When faced with a potentially stuck fermentation, you should first check to see if the fermentation is really stuck. One possibility is that the fermentation has simply run its course. Under optimal brewing conditions, a normal-strength ale will complete most of its fermentation in three to five days. At higher temperatures, however, the fermentation can go faster. Check and see if there is a ring of kraeusen, which looks like brown crud, around the inside of the fermenter. This is a sign that fermentation has occurred. Second, measure the specific gravity of the beer with a hydrometer.
If you do have a stuck fermentation, you need to correct the situation as quickly as possible.

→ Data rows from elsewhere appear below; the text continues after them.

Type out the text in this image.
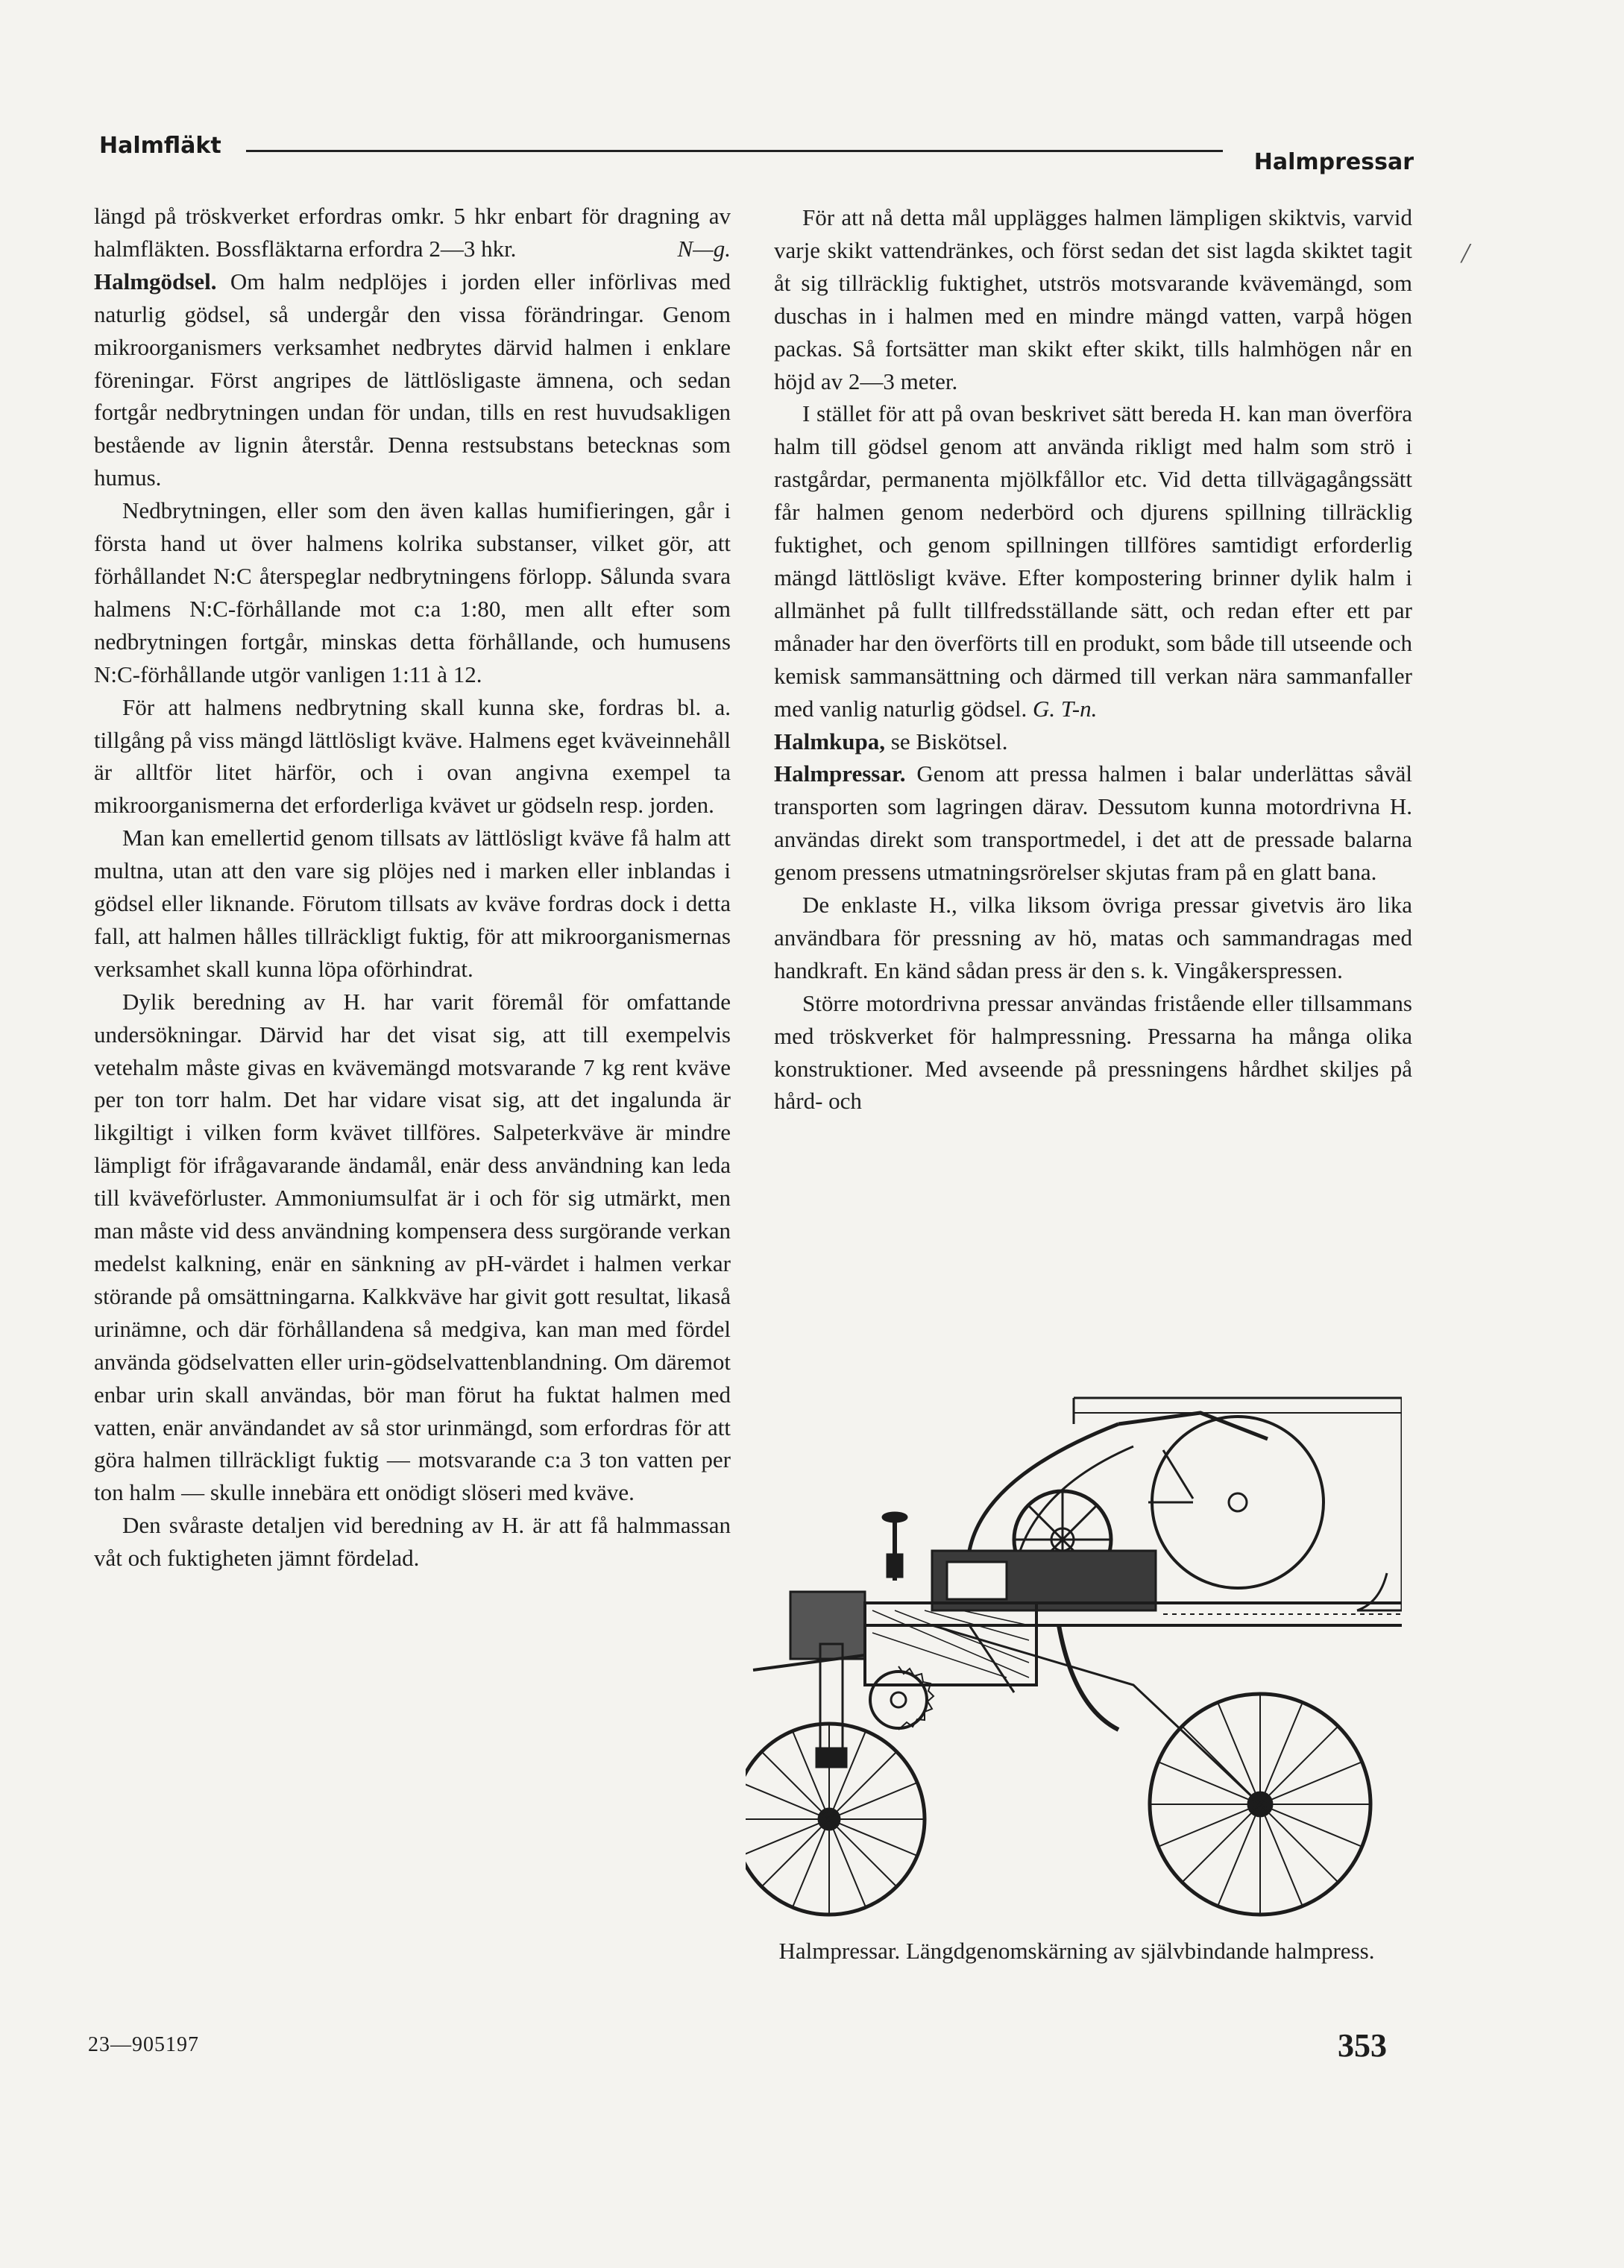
Halmfläkt
Halmpressar

längd på tröskverket erfordras omkr. 5 hkr enbart för dragning av halmfläkten. Bossfläktarna erfordra 2—3 hkr.	N—g.

Halmgödsel. Om halm nedplöjes i jorden eller införlivas med naturlig gödsel, så undergår den vissa förändringar. Genom mikroorganismers verksamhet nedbrytes därvid halmen i enklare föreningar. Först angripes de lättlösligaste ämnena, och sedan fortgår nedbrytningen undan för undan, tills en rest huvudsakligen bestående av lignin återstår. Denna restsubstans betecknas som humus.

Nedbrytningen, eller som den även kallas humifieringen, går i första hand ut över halmens kolrika substanser, vilket gör, att förhållandet N:C återspeglar nedbrytningens förlopp. Sålunda svara halmens N:C-förhållande mot c:a 1:80, men allt efter som nedbrytningen fortgår, minskas detta förhållande, och humusens N:C-förhållande utgör vanligen 1:11 à 12.

För att halmens nedbrytning skall kunna ske, fordras bl. a. tillgång på viss mängd lättlösligt kväve. Halmens eget kväveinnehåll är alltför litet härför, och i ovan angivna exempel ta mikroorganismerna det erforderliga kvävet ur gödseln resp. jorden.

Man kan emellertid genom tillsats av lättlösligt kväve få halm att multna, utan att den vare sig plöjes ned i marken eller inblandas i gödsel eller liknande. Förutom tillsats av kväve fordras dock i detta fall, att halmen hålles tillräckligt fuktig, för att mikroorganismernas verksamhet skall kunna löpa oförhindrat.

Dylik beredning av H. har varit föremål för omfattande undersökningar. Därvid har det visat sig, att till exempelvis vetehalm måste givas en kvävemängd motsvarande 7 kg rent kväve per ton torr halm. Det har vidare visat sig, att det ingalunda är likgiltigt i vilken form kvävet tillföres. Salpeterkväve är mindre lämpligt för ifrågavarande ändamål, enär dess användning kan leda till kväveförluster. Ammoniumsulfat är i och för sig utmärkt, men man måste vid dess användning kompensera dess surgörande verkan medelst kalkning, enär en sänkning av pH-värdet i halmen verkar störande på omsättningarna. Kalkkväve har givit gott resultat, likaså urinämne, och där förhållandena så medgiva, kan man med fördel använda gödselvatten eller urin-gödselvattenblandning. Om däremot enbar urin skall användas, bör man förut ha fuktat halmen med vatten, enär användandet av så stor urinmängd, som erfordras för att göra halmen tillräckligt fuktig — motsvarande c:a 3 ton vatten per ton halm — skulle innebära ett onödigt slöseri med kväve.

Den svåraste detaljen vid beredning av H. är att få halmmassan våt och fuktigheten jämnt fördelad.

För att nå detta mål upplägges halmen lämpligen skiktvis, varvid varje skikt vattendränkes, och först sedan det sist lagda skiktet tagit åt sig tillräcklig fuktighet, utströs motsvarande kvävemängd, som duschas in i halmen med en mindre mängd vatten, varpå högen packas. Så fortsätter man skikt efter skikt, tills halmhögen når en höjd av 2—3 meter.

I stället för att på ovan beskrivet sätt bereda H. kan man överföra halm till gödsel genom att använda rikligt med halm som strö i rastgårdar, permanenta mjölkfållor etc. Vid detta tillvägagångssätt får halmen genom nederbörd och djurens spillning tillräcklig fuktighet, och genom spillningen tillföres samtidigt erforderlig mängd lättlösligt kväve. Efter kompostering brinner dylik halm i allmänhet på fullt tillfredsställande sätt, och redan efter ett par månader har den överförts till en produkt, som både till utseende och kemisk sammansättning och därmed till verkan nära sammanfaller med vanlig naturlig gödsel. G. T-n.

Halmkupa, se Biskötsel.

Halmpressar. Genom att pressa halmen i balar underlättas såväl transporten som lagringen därav. Dessutom kunna motordrivna H. användas direkt som transportmedel, i det att de pressade balarna genom pressens utmatningsrörelser skjutas fram på en glatt bana.

De enklaste H., vilka liksom övriga pressar givetvis äro lika användbara för pressning av hö, matas och sammandragas med handkraft. En känd sådan press är den s. k. Vingåkerspressen.

Större motordrivna pressar användas fristående eller tillsammans med tröskverket för halmpressning. Pressarna ha många olika konstruktioner. Med avseende på pressningens hårdhet skiljes på hård- och

/
Halmpressar. Längdgenomskärning av självbindande halmpress.
23—905197	353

The best remedy is to immediately pitch an adequate amount of yeast. Keeping a couple packages of dried yeast in your refrigerator is a handy way to always have some backup yeast on hand. Pitching two packages of dry yeast should quickly kick-start a stuck fermentation.
Along with the added yeast, you may want to aerate the wort again. Late aerations can cause problems in a beer, however. If the fermentation has progressed less than one-third of the way to the final gravity, aerate the wort as you normally would on brew day. If the wort has fermented more than this before quitting, you are probably better off adding the yeast only.
Some homebrewers attempt to restart fermentation by adding yeast nutrients. However, lack of yeast nutrition is rarely the problem. My advice is to always make a yeast starter and pitch more yeast if necessary.